David Wynn, investment director at Bentley Jennison Financial Management, takes an international approach to stockmarket investing through a combination of multi-manager portfolios and Neptune Global Equity. However, he also chose to maintain 10% Balanced and Cautious AFI index allocations to Neil Woodford’s Invesco Perpetual Income fund last month, despite largely downbeat expectations for British stocks.
“While we don’t make macroeconomic calls, the UK is going to struggle,” says Wynn. “Because we are a service economy, we can not export our way out of a recession. There may be a strong stockmarket rally after the inauguration [of President Barack Obama, on January 20] but it will be a long time before we are out of the clouds of recession. We will be range-bound in terms of the equity markets and the next two years will be tough – investors must get their asset allocation right.”
Wynn says he prefers emerging market equities as a long-term play, as well as American and commodities stocks. However, Bentley Jennison’s portfolios still have lower equity weightings and are more broadly diversified in asset class terms than those of the other AFI panellists. In the Aggressive index, for example, Wynn has a global equity weighting of just 65-70% compared with 85% for the index as a whole. Corporate bonds make up the remainder of his Aggressive allocation.
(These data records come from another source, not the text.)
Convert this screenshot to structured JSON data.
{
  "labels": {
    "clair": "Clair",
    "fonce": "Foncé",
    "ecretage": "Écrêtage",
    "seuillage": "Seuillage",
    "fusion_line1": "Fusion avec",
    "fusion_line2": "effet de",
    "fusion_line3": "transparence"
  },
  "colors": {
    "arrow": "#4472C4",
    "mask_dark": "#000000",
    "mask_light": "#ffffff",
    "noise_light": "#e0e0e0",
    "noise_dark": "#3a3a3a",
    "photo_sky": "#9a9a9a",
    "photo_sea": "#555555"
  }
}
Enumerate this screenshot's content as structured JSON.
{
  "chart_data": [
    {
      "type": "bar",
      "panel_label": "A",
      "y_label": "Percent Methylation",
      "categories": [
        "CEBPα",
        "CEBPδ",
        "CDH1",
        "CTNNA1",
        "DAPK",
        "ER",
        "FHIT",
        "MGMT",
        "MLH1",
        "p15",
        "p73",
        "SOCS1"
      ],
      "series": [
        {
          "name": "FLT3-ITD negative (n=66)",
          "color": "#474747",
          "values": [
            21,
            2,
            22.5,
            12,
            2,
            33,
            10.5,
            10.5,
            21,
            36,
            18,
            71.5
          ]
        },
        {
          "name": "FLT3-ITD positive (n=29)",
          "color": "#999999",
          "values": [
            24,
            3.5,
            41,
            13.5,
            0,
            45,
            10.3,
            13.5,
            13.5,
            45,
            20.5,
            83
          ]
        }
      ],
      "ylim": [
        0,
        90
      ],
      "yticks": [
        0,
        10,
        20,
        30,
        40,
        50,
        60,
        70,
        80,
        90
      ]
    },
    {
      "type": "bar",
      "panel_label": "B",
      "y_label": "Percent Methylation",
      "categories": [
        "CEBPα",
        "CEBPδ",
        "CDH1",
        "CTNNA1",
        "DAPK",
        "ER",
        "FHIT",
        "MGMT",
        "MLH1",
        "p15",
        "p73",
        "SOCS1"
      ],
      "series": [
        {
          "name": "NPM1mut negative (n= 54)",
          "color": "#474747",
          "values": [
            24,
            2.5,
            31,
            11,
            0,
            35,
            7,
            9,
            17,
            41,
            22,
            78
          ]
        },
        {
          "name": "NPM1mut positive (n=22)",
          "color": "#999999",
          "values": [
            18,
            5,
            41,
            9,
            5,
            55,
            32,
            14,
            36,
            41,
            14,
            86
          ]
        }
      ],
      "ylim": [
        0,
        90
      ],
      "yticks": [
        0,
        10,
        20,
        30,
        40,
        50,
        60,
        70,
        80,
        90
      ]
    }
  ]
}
Darius McDermott, the managing director of Chelsea Financial Services, also resisted the temptation to make short-term changes in the face of worsening conditions. “I expect the UK to underperform over the next six months and the recession will be nasty,” says McDermott. “But we did not make any big calls on the UK, and we are not going to change our spots just because the markets have changed.”
AFI guidelines require panellists to invest with time-horizons of between five and 35 years, with longer-term views expressed in the Aggressive index.
However, McDermott did make changes within his British allocations. In the Cautious index he cut his weighting in Artemis’ £2 billion Income fund from 10% to 5% to increase his overseas exposure. In the Aggressive benchmark, McDermott removed Rensburg UK Select Growth Trust and Jupiter UK Growth, and added M&G Recovery. Alongside the Artemis and M&G funds, Invesco Perpetual High Income and BlackRock UK Absolute Alpha form the core of Chelsea’s exposure to British equities.
The Adviser Fund Index series comprises an Aggressive, Balanced and Cautious index each tracking the performance of portfolio recommendations from a panel of 18 investment advisers. For each risk profile, all panellists specify a weighted portfolio of up to 10 funds from the authorised UK unit trust and Oeic universe that, when aggregated, define the constituents and weightings of the three AFIs (see www.fundstrategy.co.uk/adviser_fund_index.html).